The Green Party has welcomed the commencement by the National Transport Authority (NTA) of the long-awaited roll out of two new urban routes in Kilkenny City.
Speaking following the commencement of the service, Green Party Councillor and Local Government Spokesperson, Malcolm Noonan said that he welcomed the commitment by the NTA towards smaller urban centres and that while he was disappointed that it was not an electric or biogas fleet, it would nonetheless be a welcome addition to the town, offering people a viable alternative to the car and giving those without other transport options the ability to travel at a low cost.
“Having campaigned for over a decade for an expanded electric city bus service, I welcome the announcement of routes KK1 and KK2. For too long our smaller urban centres have been ignored and while there is much political discourse about the fate of our town centres, none of it has focused on sustainable urban mobility. We need to change that,” said Cllr Noonan.

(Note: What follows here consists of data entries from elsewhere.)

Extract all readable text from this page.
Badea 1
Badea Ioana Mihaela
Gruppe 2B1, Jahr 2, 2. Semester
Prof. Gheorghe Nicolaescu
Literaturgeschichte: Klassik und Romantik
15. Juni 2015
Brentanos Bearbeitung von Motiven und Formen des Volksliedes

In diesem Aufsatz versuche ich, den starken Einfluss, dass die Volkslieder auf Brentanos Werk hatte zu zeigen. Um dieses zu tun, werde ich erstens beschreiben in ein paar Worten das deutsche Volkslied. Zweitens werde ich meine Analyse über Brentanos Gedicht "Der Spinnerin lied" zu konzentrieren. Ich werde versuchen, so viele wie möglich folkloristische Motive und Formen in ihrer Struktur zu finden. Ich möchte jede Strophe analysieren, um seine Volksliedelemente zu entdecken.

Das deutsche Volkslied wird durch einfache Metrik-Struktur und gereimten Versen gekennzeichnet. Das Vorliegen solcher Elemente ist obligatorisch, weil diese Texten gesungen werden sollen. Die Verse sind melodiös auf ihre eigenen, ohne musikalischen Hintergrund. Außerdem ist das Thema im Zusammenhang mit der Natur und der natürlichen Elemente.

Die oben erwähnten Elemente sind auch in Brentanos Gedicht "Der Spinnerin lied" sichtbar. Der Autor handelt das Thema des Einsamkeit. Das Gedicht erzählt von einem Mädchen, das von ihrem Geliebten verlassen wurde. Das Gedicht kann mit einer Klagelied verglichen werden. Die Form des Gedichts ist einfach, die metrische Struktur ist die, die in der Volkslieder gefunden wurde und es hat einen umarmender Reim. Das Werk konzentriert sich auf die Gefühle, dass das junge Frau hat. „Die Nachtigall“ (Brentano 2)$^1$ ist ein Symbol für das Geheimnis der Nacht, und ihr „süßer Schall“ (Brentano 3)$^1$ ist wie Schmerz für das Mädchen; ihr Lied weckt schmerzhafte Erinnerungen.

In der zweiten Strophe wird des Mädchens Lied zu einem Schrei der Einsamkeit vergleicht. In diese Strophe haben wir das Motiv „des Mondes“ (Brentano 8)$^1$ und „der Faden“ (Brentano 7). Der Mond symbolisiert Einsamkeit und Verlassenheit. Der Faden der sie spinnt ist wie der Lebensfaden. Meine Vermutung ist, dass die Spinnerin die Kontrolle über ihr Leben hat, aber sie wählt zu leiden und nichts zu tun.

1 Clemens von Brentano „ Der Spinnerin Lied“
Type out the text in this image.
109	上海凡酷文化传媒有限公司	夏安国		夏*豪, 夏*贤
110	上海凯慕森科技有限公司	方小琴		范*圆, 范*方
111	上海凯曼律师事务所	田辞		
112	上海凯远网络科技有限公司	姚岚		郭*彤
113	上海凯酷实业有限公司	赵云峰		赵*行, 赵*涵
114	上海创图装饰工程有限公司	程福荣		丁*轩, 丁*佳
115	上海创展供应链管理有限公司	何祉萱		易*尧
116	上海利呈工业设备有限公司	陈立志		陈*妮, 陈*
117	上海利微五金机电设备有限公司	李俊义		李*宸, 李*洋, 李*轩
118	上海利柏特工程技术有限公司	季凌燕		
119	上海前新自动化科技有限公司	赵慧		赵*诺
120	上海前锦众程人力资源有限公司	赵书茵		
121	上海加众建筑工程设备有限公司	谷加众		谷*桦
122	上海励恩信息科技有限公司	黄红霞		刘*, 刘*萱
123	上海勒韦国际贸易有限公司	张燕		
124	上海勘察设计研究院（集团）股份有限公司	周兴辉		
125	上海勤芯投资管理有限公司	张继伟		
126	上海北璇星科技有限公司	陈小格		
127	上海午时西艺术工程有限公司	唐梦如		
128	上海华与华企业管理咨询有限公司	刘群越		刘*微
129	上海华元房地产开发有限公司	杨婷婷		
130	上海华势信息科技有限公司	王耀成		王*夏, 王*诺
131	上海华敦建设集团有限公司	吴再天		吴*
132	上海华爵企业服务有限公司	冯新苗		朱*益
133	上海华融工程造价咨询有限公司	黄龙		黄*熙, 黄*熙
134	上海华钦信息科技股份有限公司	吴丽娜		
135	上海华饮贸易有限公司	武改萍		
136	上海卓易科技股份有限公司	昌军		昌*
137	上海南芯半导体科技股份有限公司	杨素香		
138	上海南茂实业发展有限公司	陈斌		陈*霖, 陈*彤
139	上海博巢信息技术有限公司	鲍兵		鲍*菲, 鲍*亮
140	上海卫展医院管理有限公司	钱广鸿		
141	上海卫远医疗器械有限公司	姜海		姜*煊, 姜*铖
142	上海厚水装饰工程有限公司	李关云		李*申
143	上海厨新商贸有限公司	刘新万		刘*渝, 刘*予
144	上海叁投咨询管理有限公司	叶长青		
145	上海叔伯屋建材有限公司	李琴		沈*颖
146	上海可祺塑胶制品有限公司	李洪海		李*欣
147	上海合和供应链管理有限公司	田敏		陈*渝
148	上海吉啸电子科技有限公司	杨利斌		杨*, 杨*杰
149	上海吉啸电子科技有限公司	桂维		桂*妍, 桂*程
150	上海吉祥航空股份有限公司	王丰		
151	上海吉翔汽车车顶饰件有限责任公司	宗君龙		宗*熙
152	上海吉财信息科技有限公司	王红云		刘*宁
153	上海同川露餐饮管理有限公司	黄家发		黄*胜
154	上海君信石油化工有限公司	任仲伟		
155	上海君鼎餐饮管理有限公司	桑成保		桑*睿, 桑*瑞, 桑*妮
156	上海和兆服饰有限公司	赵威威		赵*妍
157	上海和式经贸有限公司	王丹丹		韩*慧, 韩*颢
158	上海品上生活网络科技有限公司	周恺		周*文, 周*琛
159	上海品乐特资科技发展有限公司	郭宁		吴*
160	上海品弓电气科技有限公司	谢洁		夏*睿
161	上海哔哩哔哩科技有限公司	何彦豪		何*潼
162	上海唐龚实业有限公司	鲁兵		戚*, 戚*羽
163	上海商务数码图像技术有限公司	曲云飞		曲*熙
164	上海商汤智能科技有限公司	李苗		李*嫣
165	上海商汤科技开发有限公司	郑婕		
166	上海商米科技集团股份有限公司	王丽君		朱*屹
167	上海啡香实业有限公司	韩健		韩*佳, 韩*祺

He said that the expanded Kilkenny City service, coupled with an ambitious programme to increase the share of walking and cycling, could transform the town centre and offer a template for others to follow.
“We are now working in partnership with a number of local agencies to join the dots and to try to create the first integrated urban and rural service outside of the major urban centres. With the announcement of the European Green Deal this week, we are of the view that our rural communities cannot be forgotten in the just transition and that the issue of transport justice must be prioritised by offering people living in rural areas the options to stay and be freely able to travel to work, education, training and socialising.”
Cllr Noonan said that by developing a network of park and ride facilities on the periphery of the city, that rural buses could meet the city bus with passengers being able to use a single leap card for both journeys.
“Kilkenny is disproportionately busy due to it being a high tourism destination. We have made poor decisions in the past such as the Central Access Scheme which have failed to address traffic growth. This affects urban air quality as well as adding to our climate woes. I would hope that with the roll out of our new city service that we can turn this narrative around and make Kilkenny Ireland’s first low carbon transport city,” he concluded.